A look at the AVR SPI hardware in action
Since I had read about Paul's experience I had some ideas about what I could improve on the 8-bit AVR (however many of those optimizations were excluded as they used hardware capabilities that the AVR lacks). But the first thing to do was to take a look for myself. To start, I used my logic analyzer (Open Workbench Logic Sniffer) to see how the IL9341 driver was operating the SPI bus (a logic analyzer is a super handy and cost effective tool - I use mine to debug and explore digital hardware all the time).
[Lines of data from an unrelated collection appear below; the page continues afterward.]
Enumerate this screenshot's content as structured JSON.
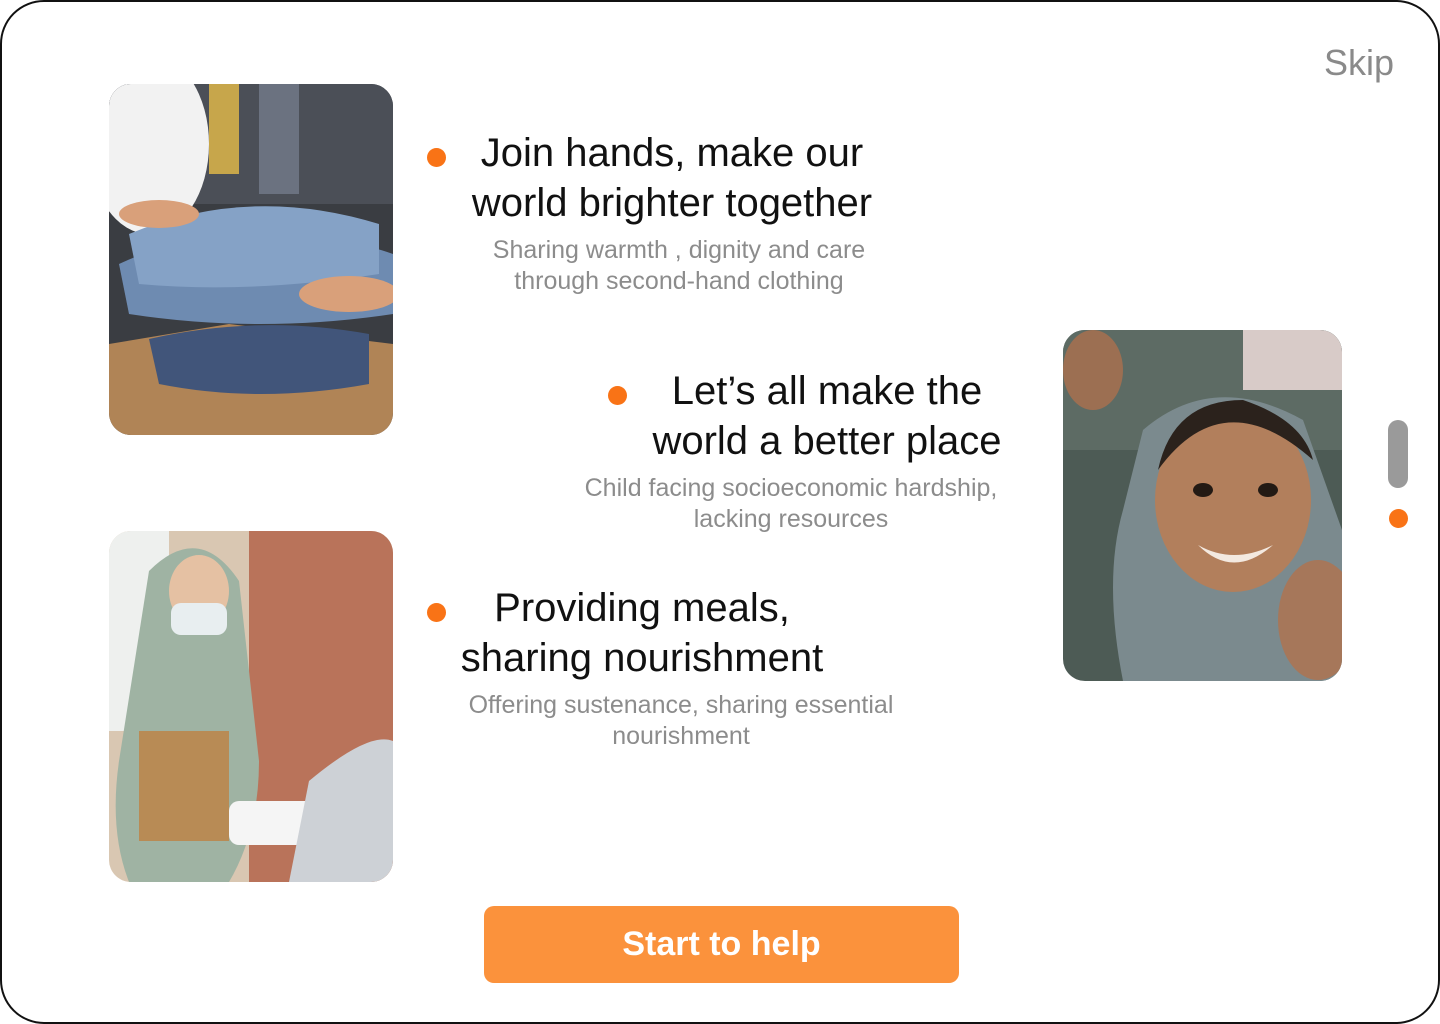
{
  "colors": {
    "accent": "#f97316",
    "button": "#fb923c",
    "muted_text": "#8c8c8c"
  },
  "header": {
    "skip_label": "Skip"
  },
  "photos": [
    {
      "name": "photo-clothes-donation",
      "description_icon": "image-icon"
    },
    {
      "name": "photo-meal-sharing",
      "description_icon": "image-icon"
    },
    {
      "name": "photo-smiling-child",
      "description_icon": "image-icon"
    }
  ],
  "items": [
    {
      "title": "Join hands, make our\nworld brighter together",
      "subtitle": "Sharing warmth , dignity and care\nthrough second-hand clothing"
    },
    {
      "title": "Let’s all make the\nworld a better place",
      "subtitle": "Child facing socioeconomic hardship,\nlacking resources"
    },
    {
      "title": "Providing meals,\nsharing nourishment",
      "subtitle": "Offering sustenance, sharing essential\nnourishment"
    }
  ],
  "cta": {
    "label": "Start to help"
  }
}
In the "before" logic analyzer capture picture, you can see part of a "drawPixel" command being sent from the AVR 328P to the LCD controller over the SPI bus. In case you aren't familiar with SPI or logic analyzer captures, the important thing to notice here is "channel-3". This is the SPI clock signal (called SCK). It goes high and then low once for every bit transfered over the SPI bus. The Adafruit library normally uses the AVR hardware SPI channel, as it is in this case (it can also "bit-bang" SPI, but that is much slower). They "crank up" the SPI speed to the maximum supported by a 16MHz AVR, which is 8MHz (this means one bit can be transferred every two AVR clock cycles). So the "blue chunks" on channel-3 represent 8-bits getting sent over the SPI bus (or one byte). Now, this is the "fastest" speed that the AVR can possibly send data over SPI (I believe the LCD SPI controller can go a maximum of ~25MHz and some micro-controllers and devices support 100MHz SPI or more, for comparison). However, while the bytes are clocked out at the maximum (fixed) speed, you can see there is a lot of "dead time" between each byte that could in theory be used to speed things up. Another thing I noticed is that the Adafruit library toggles the /CS signal on channel-0 almost every single byte sent. The /CS signal is "chip-select", when it is low the LCD will listen to the SPI bus (that "/" means active-low signal), when it is high it will ignore the bus so it can be shared with another device). Since we are going to be sending a whole bunch of commands all to the LCD, it seemed to me we can just pull /CS low once, do a bunch of commands (until we are going to return to the calling sketch) and then restore /CS back to high once (in case the SPI bus will be used to talk to another device, like the SD card that is on many of these LCD modules).